Continuing through October 29, 2016
An exhibition of recent work by seminal assemblagist George Herms is, among other things, an opportunity to reflect on what ties assemblage to modernity and what relevance it might retain for a contemporary audience. Herms’ practice suggests that it has something to do with affirming memory and connection in a world that grows ever more atomized and amnesiac despite (or perhaps, because of) its technological interconnectedness.
From its origins in pre-World War I cubism, assemblage has been fodder for both formalists and socially engaged artists. Some of the earliest and most acerbic assemblage was produced by Berlin Dadaists. But there was also Kurt Schwitters, who found in assemblage a lyrical medium with which to apotheosize everyday life.
Others discovered in assemblage a means to create uncanny objects charged with illicit unconscious desires. Following in the footsteps of Freud, who at the turn of the 20th century proposed that dreams are themselves assemblages of “day residues” haunted by repressed memories, the surrealists exploited the oneiric possibilities of assemblage. In postwar New York, Robert Rauschenberg’s “combines” added a decidedly American flavor to assemblage by distancing it from the self-conscious poetic conceits of the surrealists and pushing it in the direction of a proto-Pop pastiche of exhausted signifiers that barely retained a symbolic function save that of connoting the exuberant profligacy of the then-nascent consumer culture.
In California, Ed Kienholz used assemblage to create an incandescent body of politically dissident art, the intensity of which has rarely been matched since.
Another Californian, Herms, started making assemblages in the mid-fifties under the influence of Cornell. His work occasionally wandered close to political statement, as when in 1963 he exhibited a work titled “Macks" that featured a crumpled American flag pinned along with a photograph of a woman and a deflated bicycle inner tube to what looks like the decaying remnants of a section of lath wall. The work was pilloried by the American Legion for disrespecting the flag, but its irreverence was primarily anti-authoritarian rather than anti-American. Like others of the Beat generation, Herms became a connoisseur of a peculiarly American brand of squalor because it was part and parcel of life lived outside the pale of middle-class or even working-class convention. To make art out of what others threw away was to magically invert a social hierarchy based on material wealth and gain access to a milieu whose currency was nonconformity and whose exclusivity was presaged on a coolness unattainable by squares.

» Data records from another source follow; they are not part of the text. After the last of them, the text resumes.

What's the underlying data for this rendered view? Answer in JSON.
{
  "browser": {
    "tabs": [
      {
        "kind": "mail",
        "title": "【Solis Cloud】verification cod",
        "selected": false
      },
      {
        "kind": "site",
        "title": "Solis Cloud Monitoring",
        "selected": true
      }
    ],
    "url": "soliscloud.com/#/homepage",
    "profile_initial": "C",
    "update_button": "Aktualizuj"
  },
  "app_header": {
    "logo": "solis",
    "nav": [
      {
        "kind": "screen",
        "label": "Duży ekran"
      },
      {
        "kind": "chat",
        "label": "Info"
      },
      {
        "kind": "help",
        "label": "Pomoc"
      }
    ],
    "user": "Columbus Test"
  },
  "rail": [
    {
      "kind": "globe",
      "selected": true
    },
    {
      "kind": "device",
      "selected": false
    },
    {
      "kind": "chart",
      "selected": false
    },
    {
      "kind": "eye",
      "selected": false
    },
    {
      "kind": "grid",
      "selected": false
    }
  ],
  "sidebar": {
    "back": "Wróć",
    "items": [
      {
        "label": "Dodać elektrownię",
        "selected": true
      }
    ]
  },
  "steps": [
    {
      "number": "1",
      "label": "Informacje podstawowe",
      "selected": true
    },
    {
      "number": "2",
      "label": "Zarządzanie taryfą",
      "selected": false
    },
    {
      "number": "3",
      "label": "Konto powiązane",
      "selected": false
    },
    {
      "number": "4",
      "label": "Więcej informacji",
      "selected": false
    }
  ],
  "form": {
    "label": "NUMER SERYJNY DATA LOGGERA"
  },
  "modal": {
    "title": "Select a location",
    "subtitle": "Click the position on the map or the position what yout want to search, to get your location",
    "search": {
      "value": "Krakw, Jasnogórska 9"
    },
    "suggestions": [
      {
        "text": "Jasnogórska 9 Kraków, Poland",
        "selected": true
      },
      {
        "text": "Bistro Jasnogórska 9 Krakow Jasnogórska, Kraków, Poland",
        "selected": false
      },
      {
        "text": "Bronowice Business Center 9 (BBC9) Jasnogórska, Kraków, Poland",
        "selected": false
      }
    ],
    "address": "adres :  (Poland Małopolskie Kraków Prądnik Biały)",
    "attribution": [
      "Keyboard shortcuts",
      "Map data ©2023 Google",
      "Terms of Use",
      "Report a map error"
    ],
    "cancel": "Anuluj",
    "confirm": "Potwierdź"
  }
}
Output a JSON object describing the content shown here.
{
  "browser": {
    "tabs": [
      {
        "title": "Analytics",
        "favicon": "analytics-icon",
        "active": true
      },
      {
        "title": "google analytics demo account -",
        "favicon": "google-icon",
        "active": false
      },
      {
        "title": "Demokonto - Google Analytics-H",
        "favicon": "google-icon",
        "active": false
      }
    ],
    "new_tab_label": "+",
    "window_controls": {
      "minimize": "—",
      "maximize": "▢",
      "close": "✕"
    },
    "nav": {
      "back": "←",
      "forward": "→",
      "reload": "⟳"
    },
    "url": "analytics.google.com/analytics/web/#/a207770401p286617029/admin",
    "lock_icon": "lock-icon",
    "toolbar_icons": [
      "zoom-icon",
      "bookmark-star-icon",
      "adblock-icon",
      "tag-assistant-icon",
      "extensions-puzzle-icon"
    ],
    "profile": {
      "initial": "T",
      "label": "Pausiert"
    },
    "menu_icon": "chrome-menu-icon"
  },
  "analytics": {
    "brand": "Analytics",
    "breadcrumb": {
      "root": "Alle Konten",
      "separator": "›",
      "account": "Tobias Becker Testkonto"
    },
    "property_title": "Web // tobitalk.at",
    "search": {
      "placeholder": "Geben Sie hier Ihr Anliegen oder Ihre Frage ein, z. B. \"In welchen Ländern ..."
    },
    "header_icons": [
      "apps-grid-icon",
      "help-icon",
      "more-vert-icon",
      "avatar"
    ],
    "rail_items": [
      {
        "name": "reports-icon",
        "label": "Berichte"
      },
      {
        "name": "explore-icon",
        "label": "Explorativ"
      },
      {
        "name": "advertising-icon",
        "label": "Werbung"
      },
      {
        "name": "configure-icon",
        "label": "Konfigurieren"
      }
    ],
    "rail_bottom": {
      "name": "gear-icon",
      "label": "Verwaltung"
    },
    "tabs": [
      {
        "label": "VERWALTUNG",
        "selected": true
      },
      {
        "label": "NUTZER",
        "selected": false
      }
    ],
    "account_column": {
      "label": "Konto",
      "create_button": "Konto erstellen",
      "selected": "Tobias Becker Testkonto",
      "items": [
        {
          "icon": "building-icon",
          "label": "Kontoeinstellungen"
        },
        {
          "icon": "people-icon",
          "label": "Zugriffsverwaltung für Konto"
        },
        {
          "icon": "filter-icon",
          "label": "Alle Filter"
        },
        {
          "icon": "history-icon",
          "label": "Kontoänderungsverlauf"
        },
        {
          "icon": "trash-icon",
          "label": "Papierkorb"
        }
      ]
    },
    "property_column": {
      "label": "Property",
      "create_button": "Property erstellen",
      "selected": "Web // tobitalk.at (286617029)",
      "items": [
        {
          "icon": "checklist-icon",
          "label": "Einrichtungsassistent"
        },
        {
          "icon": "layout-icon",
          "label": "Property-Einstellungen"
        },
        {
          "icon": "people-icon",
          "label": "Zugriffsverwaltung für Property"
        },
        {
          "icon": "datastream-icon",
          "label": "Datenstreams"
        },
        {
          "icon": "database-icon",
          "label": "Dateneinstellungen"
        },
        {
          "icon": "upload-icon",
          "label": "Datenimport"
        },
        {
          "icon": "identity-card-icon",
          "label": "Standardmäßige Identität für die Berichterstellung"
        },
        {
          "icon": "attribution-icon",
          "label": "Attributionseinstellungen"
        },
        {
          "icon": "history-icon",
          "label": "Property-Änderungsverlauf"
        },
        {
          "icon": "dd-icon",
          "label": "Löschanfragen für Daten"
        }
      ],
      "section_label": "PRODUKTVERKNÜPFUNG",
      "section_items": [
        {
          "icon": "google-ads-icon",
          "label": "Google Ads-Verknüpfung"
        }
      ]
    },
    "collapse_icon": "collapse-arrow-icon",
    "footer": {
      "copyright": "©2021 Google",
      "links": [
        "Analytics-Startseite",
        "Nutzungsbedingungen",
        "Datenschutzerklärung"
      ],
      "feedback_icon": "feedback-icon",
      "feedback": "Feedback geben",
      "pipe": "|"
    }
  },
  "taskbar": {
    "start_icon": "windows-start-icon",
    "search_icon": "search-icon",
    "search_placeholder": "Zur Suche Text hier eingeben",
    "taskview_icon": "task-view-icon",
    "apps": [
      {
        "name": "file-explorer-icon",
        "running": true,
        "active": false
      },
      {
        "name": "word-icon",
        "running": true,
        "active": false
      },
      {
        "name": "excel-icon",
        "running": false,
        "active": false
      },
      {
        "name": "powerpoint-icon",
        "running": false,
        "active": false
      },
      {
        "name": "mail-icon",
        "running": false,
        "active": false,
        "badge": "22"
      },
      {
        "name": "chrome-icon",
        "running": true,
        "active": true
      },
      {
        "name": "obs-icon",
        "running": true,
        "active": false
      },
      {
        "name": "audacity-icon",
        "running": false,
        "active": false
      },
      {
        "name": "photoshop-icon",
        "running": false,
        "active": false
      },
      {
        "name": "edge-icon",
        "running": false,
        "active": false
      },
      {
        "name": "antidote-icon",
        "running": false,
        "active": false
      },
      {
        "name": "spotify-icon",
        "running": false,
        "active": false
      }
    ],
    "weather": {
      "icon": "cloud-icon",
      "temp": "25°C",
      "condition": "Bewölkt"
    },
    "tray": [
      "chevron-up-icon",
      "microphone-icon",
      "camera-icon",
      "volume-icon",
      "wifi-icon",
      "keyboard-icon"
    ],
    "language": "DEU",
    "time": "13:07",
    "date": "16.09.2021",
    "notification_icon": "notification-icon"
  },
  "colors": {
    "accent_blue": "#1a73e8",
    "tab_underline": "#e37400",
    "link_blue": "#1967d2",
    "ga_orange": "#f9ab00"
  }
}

In Dave Hickey’s words, this fifties underground milieu was “more social than public.” In this countercultural setting “the emphasis is always on the bond between all artists and all the arts.” Thus, in Herms’ case, assemblage is a practice that intimates assembly, the coming together not merely of disparate bits of junk but also of the select audience that can appreciate the improvisation to which the work (like a bebop jazz performance) attests.
Upending junk’s status as waste, Herms fastens upon the aura that the use and abuse of objects deposits on and around them. Hickey is right to assert that “Herms never made a work except out of love,” but the proof of that is not simply that so much of his work is dedicated to others (artists he admired, friends, lovers), but that it consists entirely of lavishing care and attention on objects whose value is determined by neither use nor exchange but purely by affinity. Herms’ objects are in the strictest sense love objects, which is to say objects that desire has transmuted into desirable objects and that subsequently embody the potency not of anything inherent in them but of the desire that found in them its own reflection.
Titled “Pipe Dreams,” the exhibition at OCCCA, an artist-run space that owes its inception to the advice Herms gave his Cal State Fullerton students back in 1980 to create their own opportunities, brings us up to date with what Herms, now 81, has been up to in the last couple of years. The 50 or so objects on display don’t break any new ground nor, based on the level trajectory of Herms’s output over the years, would one expect them to. As the Dude said of himself in The Big Lebowski, “The Dude abides.” Herms abides. We are grateful.